U.S. Secretary of Labor Hilda Solis is leaving her post with a feeling of satisfaction from accomplishments during her four years in the post but ready to start something new, she writes in a farewell message on DOL's Work in Progress blog. It was posted Jan. 22, the day after President Obama's second inauguration. Solis had announced about two weeks earlier her intention to resign.
"We don't do what we do for the money, or the glory; we do it because public service is the very best way to make your own, unique contribution to the world. Leaders may change, circumstances may change, but our service must be constant. It forms an unbreakable bond between ourselves and our communities, our country and the people we care about," she wrote.
"We are all on a journey of service. Yesterday, in an outstanding inaugural speech that mentioned Seneca Falls, Selma and Stonewall, the president gave us a map for that journey of service. He said it is our generation's task to carry on what those pioneers began and to make the values of life, liberty and the pursuit of happiness real for every American. We know that there will be challenges on this journey—there always are. But there is also a true path. And we've been on that path for the past four years at the U.S. Department of Labor."
She then listed these accomplishments:
- "We have funded more job training programs that have enhanced the skills of more than 1.7 million people.

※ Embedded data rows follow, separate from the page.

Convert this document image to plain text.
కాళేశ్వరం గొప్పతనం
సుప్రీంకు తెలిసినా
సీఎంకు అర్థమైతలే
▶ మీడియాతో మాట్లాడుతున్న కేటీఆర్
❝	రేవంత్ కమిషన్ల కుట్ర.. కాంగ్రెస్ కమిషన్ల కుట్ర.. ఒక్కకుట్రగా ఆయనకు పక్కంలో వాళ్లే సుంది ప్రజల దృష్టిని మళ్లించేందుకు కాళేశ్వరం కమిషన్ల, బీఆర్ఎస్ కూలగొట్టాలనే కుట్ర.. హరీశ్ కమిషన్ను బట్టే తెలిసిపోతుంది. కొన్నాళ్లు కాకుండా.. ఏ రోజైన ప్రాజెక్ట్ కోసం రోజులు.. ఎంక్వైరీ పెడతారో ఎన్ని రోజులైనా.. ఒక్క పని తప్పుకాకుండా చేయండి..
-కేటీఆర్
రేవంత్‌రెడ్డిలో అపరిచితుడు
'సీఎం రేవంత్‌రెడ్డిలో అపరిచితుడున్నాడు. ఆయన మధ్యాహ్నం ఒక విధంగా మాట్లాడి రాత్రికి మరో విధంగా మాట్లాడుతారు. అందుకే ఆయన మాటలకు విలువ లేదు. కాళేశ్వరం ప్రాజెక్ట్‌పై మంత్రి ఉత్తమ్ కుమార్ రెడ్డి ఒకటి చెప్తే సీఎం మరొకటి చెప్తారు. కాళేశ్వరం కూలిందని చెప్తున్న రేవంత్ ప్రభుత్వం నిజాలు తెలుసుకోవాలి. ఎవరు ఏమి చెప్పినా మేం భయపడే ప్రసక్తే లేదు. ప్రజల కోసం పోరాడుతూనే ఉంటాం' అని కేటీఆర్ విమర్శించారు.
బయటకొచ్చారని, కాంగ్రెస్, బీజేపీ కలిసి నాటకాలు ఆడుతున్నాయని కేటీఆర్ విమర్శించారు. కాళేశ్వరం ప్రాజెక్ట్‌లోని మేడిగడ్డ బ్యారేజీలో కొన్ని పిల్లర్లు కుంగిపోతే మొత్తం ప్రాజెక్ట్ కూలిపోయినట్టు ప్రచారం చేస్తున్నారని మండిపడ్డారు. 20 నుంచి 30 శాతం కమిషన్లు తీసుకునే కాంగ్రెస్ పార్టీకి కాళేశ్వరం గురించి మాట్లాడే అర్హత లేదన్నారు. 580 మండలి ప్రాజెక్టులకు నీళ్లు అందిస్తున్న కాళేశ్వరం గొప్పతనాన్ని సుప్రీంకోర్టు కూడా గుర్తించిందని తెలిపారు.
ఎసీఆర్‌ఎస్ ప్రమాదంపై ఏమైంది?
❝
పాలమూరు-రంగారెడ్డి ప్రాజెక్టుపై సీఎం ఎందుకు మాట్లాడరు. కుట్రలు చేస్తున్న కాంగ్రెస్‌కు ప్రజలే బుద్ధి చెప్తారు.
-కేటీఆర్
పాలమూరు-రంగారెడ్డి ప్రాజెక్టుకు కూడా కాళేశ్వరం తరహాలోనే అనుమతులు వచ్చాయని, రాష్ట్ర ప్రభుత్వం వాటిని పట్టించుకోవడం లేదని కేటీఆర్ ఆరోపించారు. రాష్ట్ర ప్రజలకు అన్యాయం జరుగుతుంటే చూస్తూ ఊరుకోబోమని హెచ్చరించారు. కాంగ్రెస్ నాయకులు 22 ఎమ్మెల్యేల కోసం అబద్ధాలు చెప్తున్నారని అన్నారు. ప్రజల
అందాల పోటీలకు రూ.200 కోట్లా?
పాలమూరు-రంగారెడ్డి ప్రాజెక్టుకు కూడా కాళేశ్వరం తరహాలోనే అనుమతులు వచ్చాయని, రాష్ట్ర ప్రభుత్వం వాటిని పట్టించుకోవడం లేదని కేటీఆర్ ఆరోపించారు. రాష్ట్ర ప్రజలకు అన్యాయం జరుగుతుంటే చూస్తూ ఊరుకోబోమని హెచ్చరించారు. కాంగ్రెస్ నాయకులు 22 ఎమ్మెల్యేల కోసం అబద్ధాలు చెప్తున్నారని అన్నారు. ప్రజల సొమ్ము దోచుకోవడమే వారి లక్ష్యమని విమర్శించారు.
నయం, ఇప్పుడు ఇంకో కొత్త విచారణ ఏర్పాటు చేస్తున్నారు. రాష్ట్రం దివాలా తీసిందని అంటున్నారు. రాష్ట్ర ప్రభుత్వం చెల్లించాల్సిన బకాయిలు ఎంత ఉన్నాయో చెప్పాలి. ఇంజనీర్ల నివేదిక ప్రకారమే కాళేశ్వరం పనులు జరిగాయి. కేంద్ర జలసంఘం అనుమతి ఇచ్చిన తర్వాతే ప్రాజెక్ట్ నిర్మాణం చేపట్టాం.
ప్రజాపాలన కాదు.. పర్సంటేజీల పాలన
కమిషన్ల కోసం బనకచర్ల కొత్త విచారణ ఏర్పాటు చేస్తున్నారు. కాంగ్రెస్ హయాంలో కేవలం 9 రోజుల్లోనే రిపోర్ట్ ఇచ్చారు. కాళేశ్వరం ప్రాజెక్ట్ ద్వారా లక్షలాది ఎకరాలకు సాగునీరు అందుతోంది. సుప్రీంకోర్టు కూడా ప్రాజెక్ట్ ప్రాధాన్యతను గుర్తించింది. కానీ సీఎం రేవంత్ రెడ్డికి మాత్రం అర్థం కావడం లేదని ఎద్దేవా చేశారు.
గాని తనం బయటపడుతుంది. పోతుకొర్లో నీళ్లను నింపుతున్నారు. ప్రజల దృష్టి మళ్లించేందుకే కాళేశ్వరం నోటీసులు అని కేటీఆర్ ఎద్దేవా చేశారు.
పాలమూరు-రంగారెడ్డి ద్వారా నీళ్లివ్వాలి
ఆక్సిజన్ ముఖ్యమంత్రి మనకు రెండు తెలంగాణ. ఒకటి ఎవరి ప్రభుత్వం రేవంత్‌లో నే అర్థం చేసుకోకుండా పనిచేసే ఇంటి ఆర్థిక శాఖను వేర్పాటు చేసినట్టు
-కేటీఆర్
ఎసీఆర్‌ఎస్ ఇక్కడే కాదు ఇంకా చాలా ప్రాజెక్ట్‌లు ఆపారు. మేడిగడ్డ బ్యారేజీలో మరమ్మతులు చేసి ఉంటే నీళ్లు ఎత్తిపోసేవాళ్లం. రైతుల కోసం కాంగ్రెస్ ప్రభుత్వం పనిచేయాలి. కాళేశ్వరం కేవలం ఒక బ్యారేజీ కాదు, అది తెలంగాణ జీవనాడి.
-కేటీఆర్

- "We have conducted more wage and hour investigations and collected more back wages for more than 300,000 people.
- "We modernized Unemployment Insurance benefits so that it could provide a lifeline to more people.
- "And -— quite simply —- and I say this with pride, satisfaction and immense gratitude: we have saved more workers' lives.
"Our record of achievement has been remarkable," she continued. "But there is still so much more we have to do. And I'm counting on the colleagues I leave behind to do it. And to do more."